# my mad ducks



## aspire5532 (Nov 6, 2011)

here is my group of mad ducks or is it they drive me mad :thumbup:


----------



## zebra (Nov 23, 2011)

I like your ducks i have indian runner duck's they are lovely animals .


----------



## aspire5532 (Nov 6, 2011)

hi can u just confirm that a only a drake runner has the curl on the tail either that we have a crossing dressing duck lol


----------



## piercedboy18 (Jun 9, 2009)

Beautiful ducks. I would love some one day!


----------



## indianrunnerducks199823 (Mar 22, 2012)
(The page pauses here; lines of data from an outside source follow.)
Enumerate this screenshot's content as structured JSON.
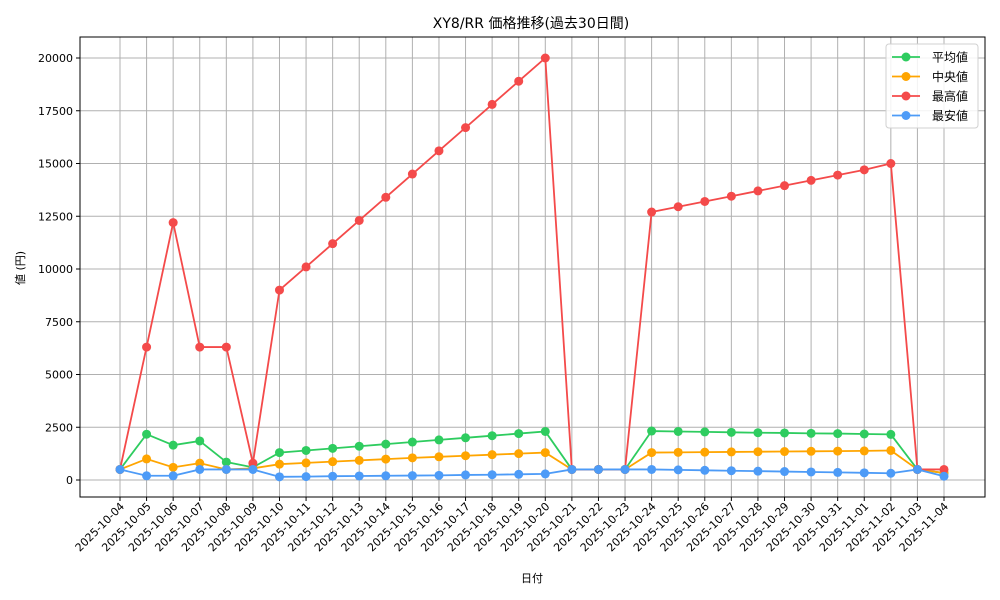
{
  "chart_data": {
    "type": "line",
    "title": "XY8/RR 価格推移(過去30日間)",
    "xlabel": "日付",
    "ylabel": "値 (円)",
    "ylim": [
      -850,
      21000
    ],
    "yticks": [
      0,
      2500,
      5000,
      7500,
      10000,
      12500,
      15000,
      17500,
      20000
    ],
    "grid": true,
    "legend_position": "upper right",
    "categories": [
      "2025-10-04",
      "2025-10-05",
      "2025-10-06",
      "2025-10-07",
      "2025-10-08",
      "2025-10-09",
      "2025-10-10",
      "2025-10-11",
      "2025-10-12",
      "2025-10-13",
      "2025-10-14",
      "2025-10-15",
      "2025-10-16",
      "2025-10-17",
      "2025-10-18",
      "2025-10-19",
      "2025-10-20",
      "2025-10-21",
      "2025-10-22",
      "2025-10-23",
      "2025-10-24",
      "2025-10-25",
      "2025-10-26",
      "2025-10-27",
      "2025-10-28",
      "2025-10-29",
      "2025-10-30",
      "2025-10-31",
      "2025-11-01",
      "2025-11-02",
      "2025-11-03",
      "2025-11-04"
    ],
    "series": [
      {
        "name": "平均値",
        "color": "#2ecc5f",
        "values": [
          500,
          2170,
          1650,
          1850,
          850,
          600,
          1300,
          1400,
          1500,
          1600,
          1700,
          1800,
          1900,
          2000,
          2100,
          2200,
          2300,
          500,
          500,
          500,
          2320,
          2300,
          2280,
          2260,
          2240,
          2230,
          2210,
          2200,
          2180,
          2160,
          500,
          330
        ]
      },
      {
        "name": "中央値",
        "color": "#ffa500",
        "values": [
          500,
          1000,
          600,
          800,
          500,
          550,
          750,
          810,
          870,
          930,
          990,
          1050,
          1100,
          1150,
          1200,
          1250,
          1300,
          500,
          500,
          500,
          1300,
          1310,
          1320,
          1330,
          1340,
          1350,
          1360,
          1370,
          1380,
          1400,
          500,
          330
        ]
      },
      {
        "name": "最高値",
        "color": "#f44a4a",
        "values": [
          500,
          6300,
          12200,
          6300,
          6300,
          800,
          9000,
          10100,
          11200,
          12300,
          13400,
          14500,
          15600,
          16700,
          17800,
          18900,
          20000,
          500,
          500,
          500,
          12700,
          12950,
          13200,
          13450,
          13700,
          13950,
          14200,
          14450,
          14700,
          15000,
          500,
          500
        ]
      },
      {
        "name": "最安値",
        "color": "#4d9bf7",
        "values": [
          500,
          200,
          200,
          500,
          500,
          500,
          150,
          160,
          180,
          190,
          200,
          210,
          220,
          240,
          250,
          270,
          290,
          500,
          500,
          500,
          500,
          480,
          460,
          440,
          420,
          400,
          380,
          360,
          340,
          320,
          500,
          180
        ]
      }
    ]
  }
}
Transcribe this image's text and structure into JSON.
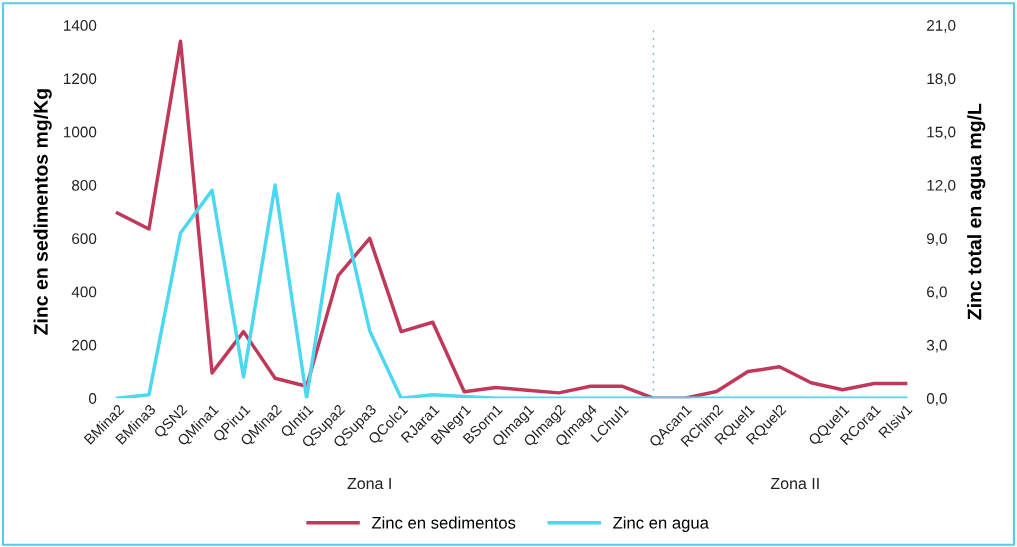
{
  "chart_data": {
    "type": "line",
    "categories": [
      "BMina2",
      "BMina3",
      "QSN2",
      "QMina1",
      "QPiru1",
      "QMina2",
      "QInti1",
      "QSupa2",
      "QSupa3",
      "QColc1",
      "RJara1",
      "BNegr1",
      "BSorn1",
      "QImag1",
      "QImag2",
      "QImag4",
      "LChul1",
      null,
      "QAcan1",
      "RChim2",
      "RQuel1",
      "RQuel2",
      null,
      "QQuel1",
      "RCora1",
      "RIsiv1"
    ],
    "series": [
      {
        "name": "Zinc en sedimentos",
        "color": "#c0395a",
        "values": [
          695,
          635,
          1340,
          95,
          250,
          75,
          45,
          460,
          600,
          250,
          285,
          24,
          40,
          30,
          20,
          45,
          45,
          0,
          0,
          25,
          100,
          118,
          58,
          32,
          55,
          55
        ]
      },
      {
        "name": "Zinc en agua",
        "color": "#4dd8f0",
        "axis": "y2",
        "values": [
          0.0,
          0.2,
          9.3,
          11.7,
          1.2,
          12.0,
          0.0,
          11.5,
          3.8,
          0.0,
          0.2,
          0.1,
          0.0,
          0.0,
          0.0,
          0.0,
          0.0,
          0.0,
          0.0,
          0.0,
          0.0,
          0.0,
          0.0,
          0.0,
          0.0,
          0.0
        ]
      }
    ],
    "ylabel": "Zinc en sedimentos mg/Kg",
    "y2label": "Zinc total en agua mg/L",
    "ylim": [
      0,
      1400
    ],
    "yticks": [
      0,
      200,
      400,
      600,
      800,
      1000,
      1200,
      1400
    ],
    "y2lim": [
      0,
      21
    ],
    "y2ticks": [
      {
        "value": 0,
        "label": "0,0"
      },
      {
        "value": 3,
        "label": "3,0"
      },
      {
        "value": 6,
        "label": "6,0"
      },
      {
        "value": 9,
        "label": "9,0"
      },
      {
        "value": 12,
        "label": "12,0"
      },
      {
        "value": 15,
        "label": "15,0"
      },
      {
        "value": 18,
        "label": "18,0"
      },
      {
        "value": 21,
        "label": "21,0"
      }
    ],
    "annotations": [
      "Zona I",
      "Zona II"
    ],
    "legend": "bottom",
    "grid": false,
    "marker": "none",
    "line_style": "solid"
  }
}
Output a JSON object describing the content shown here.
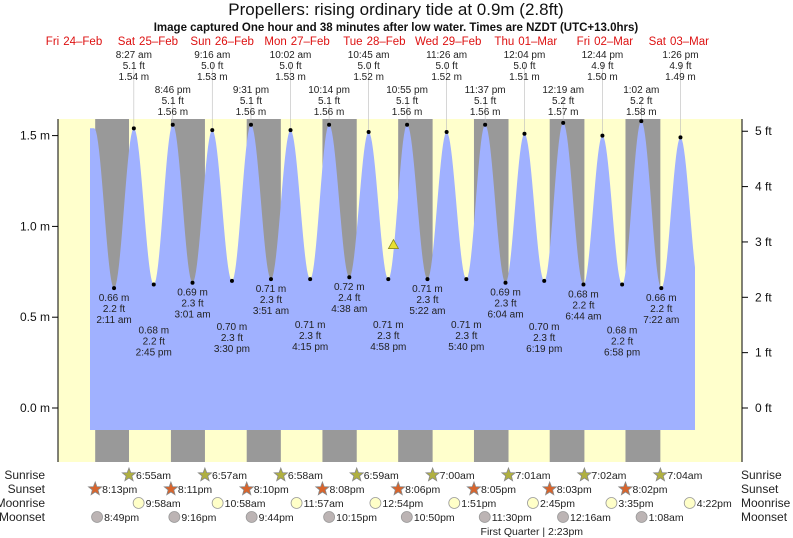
{
  "chart_data": {
    "type": "area",
    "title": "Propellers: rising  ordinary tide at 0.9m (2.8ft)",
    "subtitle": "Image captured One hour and 38 minutes after low water. Times are NZDT (UTC+13.0hrs)",
    "y_left": {
      "ticks": [
        "0.0 m",
        "0.5 m",
        "1.0 m",
        "1.5 m"
      ],
      "values": [
        0,
        0.5,
        1.0,
        1.5
      ],
      "unit": "m"
    },
    "y_right": {
      "ticks": [
        "0 ft",
        "1 ft",
        "2 ft",
        "3 ft",
        "4 ft",
        "5 ft"
      ],
      "values": [
        0,
        1,
        2,
        3,
        4,
        5
      ],
      "unit": "ft"
    },
    "ylim_m": [
      -0.2,
      1.6
    ],
    "days": [
      {
        "name": "Fri",
        "date": "24–Feb"
      },
      {
        "name": "Sat",
        "date": "25–Feb"
      },
      {
        "name": "Sun",
        "date": "26–Feb"
      },
      {
        "name": "Mon",
        "date": "27–Feb"
      },
      {
        "name": "Tue",
        "date": "28–Feb"
      },
      {
        "name": "Wed",
        "date": "29–Feb"
      },
      {
        "name": "Thu",
        "date": "01–Mar"
      },
      {
        "name": "Fri",
        "date": "02–Mar"
      },
      {
        "name": "Sat",
        "date": "03–Mar"
      }
    ],
    "high_tides": [
      {
        "day": 1,
        "time": "8:27 am",
        "ft": "5.1 ft",
        "m": "1.54 m",
        "h": 1.54
      },
      {
        "day": 1,
        "time": "8:46 pm",
        "ft": "5.1 ft",
        "m": "1.56 m",
        "h": 1.56
      },
      {
        "day": 2,
        "time": "9:16 am",
        "ft": "5.0 ft",
        "m": "1.53 m",
        "h": 1.53
      },
      {
        "day": 2,
        "time": "9:31 pm",
        "ft": "5.1 ft",
        "m": "1.56 m",
        "h": 1.56
      },
      {
        "day": 3,
        "time": "10:02 am",
        "ft": "5.0 ft",
        "m": "1.53 m",
        "h": 1.53
      },
      {
        "day": 3,
        "time": "10:14 pm",
        "ft": "5.1 ft",
        "m": "1.56 m",
        "h": 1.56
      },
      {
        "day": 4,
        "time": "10:45 am",
        "ft": "5.0 ft",
        "m": "1.52 m",
        "h": 1.52
      },
      {
        "day": 4,
        "time": "10:55 pm",
        "ft": "5.1 ft",
        "m": "1.56 m",
        "h": 1.56
      },
      {
        "day": 5,
        "time": "11:26 am",
        "ft": "5.0 ft",
        "m": "1.52 m",
        "h": 1.52
      },
      {
        "day": 5,
        "time": "11:37 pm",
        "ft": "5.1 ft",
        "m": "1.56 m",
        "h": 1.56
      },
      {
        "day": 6,
        "time": "12:04 pm",
        "ft": "5.0 ft",
        "m": "1.51 m",
        "h": 1.51
      },
      {
        "day": 7,
        "time": "12:19 am",
        "ft": "5.2 ft",
        "m": "1.57 m",
        "h": 1.57
      },
      {
        "day": 7,
        "time": "12:44 pm",
        "ft": "4.9 ft",
        "m": "1.50 m",
        "h": 1.5
      },
      {
        "day": 8,
        "time": "1:02 am",
        "ft": "5.2 ft",
        "m": "1.58 m",
        "h": 1.58
      },
      {
        "day": 8,
        "time": "1:26 pm",
        "ft": "4.9 ft",
        "m": "1.49 m",
        "h": 1.49
      }
    ],
    "low_tides": [
      {
        "day": 1,
        "time": "2:11 am",
        "ft": "2.2 ft",
        "m": "0.66 m",
        "h": 0.66
      },
      {
        "day": 1,
        "time": "2:45 pm",
        "ft": "2.2 ft",
        "m": "0.68 m",
        "h": 0.68
      },
      {
        "day": 2,
        "time": "3:01 am",
        "ft": "2.3 ft",
        "m": "0.69 m",
        "h": 0.69
      },
      {
        "day": 2,
        "time": "3:30 pm",
        "ft": "2.3 ft",
        "m": "0.70 m",
        "h": 0.7
      },
      {
        "day": 3,
        "time": "3:51 am",
        "ft": "2.3 ft",
        "m": "0.71 m",
        "h": 0.71
      },
      {
        "day": 3,
        "time": "4:15 pm",
        "ft": "2.3 ft",
        "m": "0.71 m",
        "h": 0.71
      },
      {
        "day": 4,
        "time": "4:38 am",
        "ft": "2.4 ft",
        "m": "0.72 m",
        "h": 0.72
      },
      {
        "day": 4,
        "time": "4:58 pm",
        "ft": "2.3 ft",
        "m": "0.71 m",
        "h": 0.71
      },
      {
        "day": 5,
        "time": "5:22 am",
        "ft": "2.3 ft",
        "m": "0.71 m",
        "h": 0.71
      },
      {
        "day": 5,
        "time": "5:40 pm",
        "ft": "2.3 ft",
        "m": "0.71 m",
        "h": 0.71
      },
      {
        "day": 6,
        "time": "6:04 am",
        "ft": "2.3 ft",
        "m": "0.69 m",
        "h": 0.69
      },
      {
        "day": 6,
        "time": "6:19 pm",
        "ft": "2.3 ft",
        "m": "0.70 m",
        "h": 0.7
      },
      {
        "day": 7,
        "time": "6:44 am",
        "ft": "2.2 ft",
        "m": "0.68 m",
        "h": 0.68
      },
      {
        "day": 7,
        "time": "6:58 pm",
        "ft": "2.2 ft",
        "m": "0.68 m",
        "h": 0.68
      },
      {
        "day": 8,
        "time": "7:22 am",
        "ft": "2.2 ft",
        "m": "0.66 m",
        "h": 0.66
      }
    ],
    "current": {
      "day": 4,
      "time": "6:36 pm",
      "h": 0.9
    },
    "rows": {
      "sunrise": {
        "label": "Sunrise",
        "events": [
          {
            "day": 1,
            "time": "6:55am"
          },
          {
            "day": 2,
            "time": "6:57am"
          },
          {
            "day": 3,
            "time": "6:58am"
          },
          {
            "day": 4,
            "time": "6:59am"
          },
          {
            "day": 5,
            "time": "7:00am"
          },
          {
            "day": 6,
            "time": "7:01am"
          },
          {
            "day": 7,
            "time": "7:02am"
          },
          {
            "day": 8,
            "time": "7:04am"
          }
        ]
      },
      "sunset": {
        "label": "Sunset",
        "events": [
          {
            "day": 0,
            "time": "8:13pm"
          },
          {
            "day": 1,
            "time": "8:11pm"
          },
          {
            "day": 2,
            "time": "8:10pm"
          },
          {
            "day": 3,
            "time": "8:08pm"
          },
          {
            "day": 4,
            "time": "8:06pm"
          },
          {
            "day": 5,
            "time": "8:05pm"
          },
          {
            "day": 6,
            "time": "8:03pm"
          },
          {
            "day": 7,
            "time": "8:02pm"
          }
        ]
      },
      "moonrise": {
        "label": "Moonrise",
        "events": [
          {
            "day": 1,
            "time": "9:58am"
          },
          {
            "day": 2,
            "time": "10:58am"
          },
          {
            "day": 3,
            "time": "11:57am"
          },
          {
            "day": 4,
            "time": "12:54pm"
          },
          {
            "day": 5,
            "time": "1:51pm"
          },
          {
            "day": 6,
            "time": "2:45pm"
          },
          {
            "day": 7,
            "time": "3:35pm"
          },
          {
            "day": 8,
            "time": "4:22pm"
          }
        ]
      },
      "moonset": {
        "label": "Moonset",
        "events": [
          {
            "day": 0,
            "time": "8:49pm"
          },
          {
            "day": 1,
            "time": "9:16pm"
          },
          {
            "day": 2,
            "time": "9:44pm"
          },
          {
            "day": 3,
            "time": "10:15pm"
          },
          {
            "day": 4,
            "time": "10:50pm"
          },
          {
            "day": 5,
            "time": "11:30pm"
          },
          {
            "day": 7,
            "time": "12:16am"
          },
          {
            "day": 8,
            "time": "1:08am"
          }
        ]
      }
    },
    "moon_phase": {
      "day": 6,
      "time": "2:23pm",
      "label": "First Quarter | 2:23pm"
    },
    "colors": {
      "water": "#a0b1ff",
      "night": "#999999",
      "day": "#ffffcc",
      "day_label": "#dd1111",
      "sunrise": "#b0b040",
      "sunset": "#d8642c",
      "moonrise": "#ffffc8",
      "moonset": "#bcb4b4"
    }
  }
}
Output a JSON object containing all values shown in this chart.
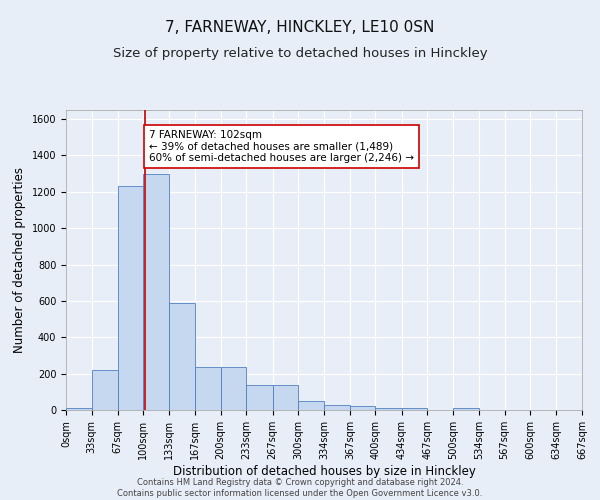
{
  "title": "7, FARNEWAY, HINCKLEY, LE10 0SN",
  "subtitle": "Size of property relative to detached houses in Hinckley",
  "xlabel": "Distribution of detached houses by size in Hinckley",
  "ylabel": "Number of detached properties",
  "footer_line1": "Contains HM Land Registry data © Crown copyright and database right 2024.",
  "footer_line2": "Contains public sector information licensed under the Open Government Licence v3.0.",
  "bar_edges": [
    0,
    33,
    67,
    100,
    133,
    167,
    200,
    233,
    267,
    300,
    334,
    367,
    400,
    434,
    467,
    500,
    534,
    567,
    600,
    634,
    667
  ],
  "bar_heights": [
    10,
    220,
    1230,
    1300,
    590,
    235,
    235,
    140,
    140,
    48,
    25,
    20,
    10,
    10,
    0,
    10,
    0,
    0,
    0,
    0
  ],
  "bar_color": "#c5d8f0",
  "bar_edge_color": "#5080c0",
  "property_line_x": 102,
  "property_line_color": "#cc0000",
  "annotation_text": "7 FARNEWAY: 102sqm\n← 39% of detached houses are smaller (1,489)\n60% of semi-detached houses are larger (2,246) →",
  "annotation_box_color": "#ffffff",
  "annotation_box_edge_color": "#cc0000",
  "ylim": [
    0,
    1650
  ],
  "yticks": [
    0,
    200,
    400,
    600,
    800,
    1000,
    1200,
    1400,
    1600
  ],
  "xtick_labels": [
    "0sqm",
    "33sqm",
    "67sqm",
    "100sqm",
    "133sqm",
    "167sqm",
    "200sqm",
    "233sqm",
    "267sqm",
    "300sqm",
    "334sqm",
    "367sqm",
    "400sqm",
    "434sqm",
    "467sqm",
    "500sqm",
    "534sqm",
    "567sqm",
    "600sqm",
    "634sqm",
    "667sqm"
  ],
  "background_color": "#e8eef8",
  "grid_color": "#ffffff",
  "fig_bg_color": "#e8eef8",
  "title_fontsize": 11,
  "subtitle_fontsize": 9.5,
  "xlabel_fontsize": 8.5,
  "ylabel_fontsize": 8.5,
  "tick_fontsize": 7,
  "footer_fontsize": 6,
  "annotation_fontsize": 7.5
}
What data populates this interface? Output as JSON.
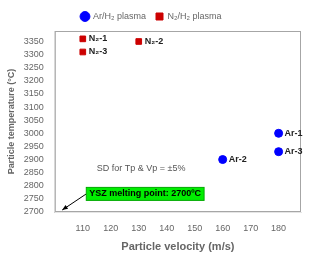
{
  "chart_data": {
    "type": "scatter",
    "xlabel": "Particle velocity (m/s)",
    "ylabel": "Particle temperature (°C)",
    "series": [
      {
        "name": "Ar/H₂ plasma",
        "color": "#0000ff",
        "marker": "circle",
        "x": [
          160,
          180,
          180
        ],
        "values": [
          2900,
          2930,
          3000
        ],
        "labels": [
          "Ar-2",
          "Ar-3",
          "Ar-1"
        ]
      },
      {
        "name": "N₂/H₂ plasma",
        "color": "#cc0000",
        "marker": "square",
        "x": [
          110,
          110,
          130
        ],
        "values": [
          3360,
          3310,
          3350
        ],
        "labels": [
          "N₂-1",
          "N₂-3",
          "N₂-2"
        ]
      }
    ],
    "annotations": [
      {
        "text": "SD for Tp & Vp = ±5%"
      },
      {
        "text": "YSZ melting point: 2700ºC",
        "color": "#00ee00"
      }
    ],
    "xlim": [
      100,
      188
    ],
    "ylim": [
      2700,
      3390
    ],
    "xticks": [
      110,
      120,
      130,
      140,
      150,
      160,
      170,
      180
    ],
    "yticks": [
      2700,
      2750,
      2800,
      2850,
      2900,
      2950,
      3000,
      3050,
      3100,
      3150,
      3200,
      3250,
      3300,
      3350
    ],
    "grid": false,
    "legend": "top"
  }
}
aww... they are cute! Yeah my runners are crazy, one lavender female called sophie cant climb up her ramp into her house, so drives us mad trying to corner her to get her to bed. I've got 6 runners and a call, a bantam, and a male mallard called darcy. I hatch runner ducklings so if anyone wants one, please contact me. I live in Suffolk, UK.


----------



## ukdave (May 26, 2011)

Awww they're beautiful :001_tt1: I want to have some ducks.


----------



## Nico0laGouldsmith (Apr 23, 2011)

my OH once read something that said if you own ducks then you constantly worry about your ducks. . .I KNOW I DO! I'll be at work and I just worry that there's something wrong at home and the ducks will be in danger. . . I think it's because they seem so vulnerable.
my ducks refuse to swim in a purpose built pond like that. . . they're call ducks. . .I'm going to get some more eventually but they swim in a paddling pool because they insist on it being emptied and refilled with clean water like every other day or they wont use it and end up looking scruffy because they don't clean themselves without going in the water! silly ducks.


----------



## bluegirl (May 7, 2012)

Love the pics, I have a pic of my mallard checking out the oven too. Bet in less than 5 mins there was poop everywhere. I know Donald used to dash into the kitchen every opportunity she got and within seconds she was gulping down dog food, dabbling in the dogs water dish, spilling it everywhere and pooping all over the show. Then she'd bully the dog to share her basket with her, cheeky girl even followed my dog into the living room one day and both were snoozing on the settee when I caught up with them. She was a character.


----------



## coral. (May 11, 2011)

awwww there all very lovely


----------



## Martina84 (May 19, 2013)

I love the third pic! They are amazing


----------



## Danielmorgan (May 31, 2013)

they are mad and you are getting mad in giving all of them a complete care


----------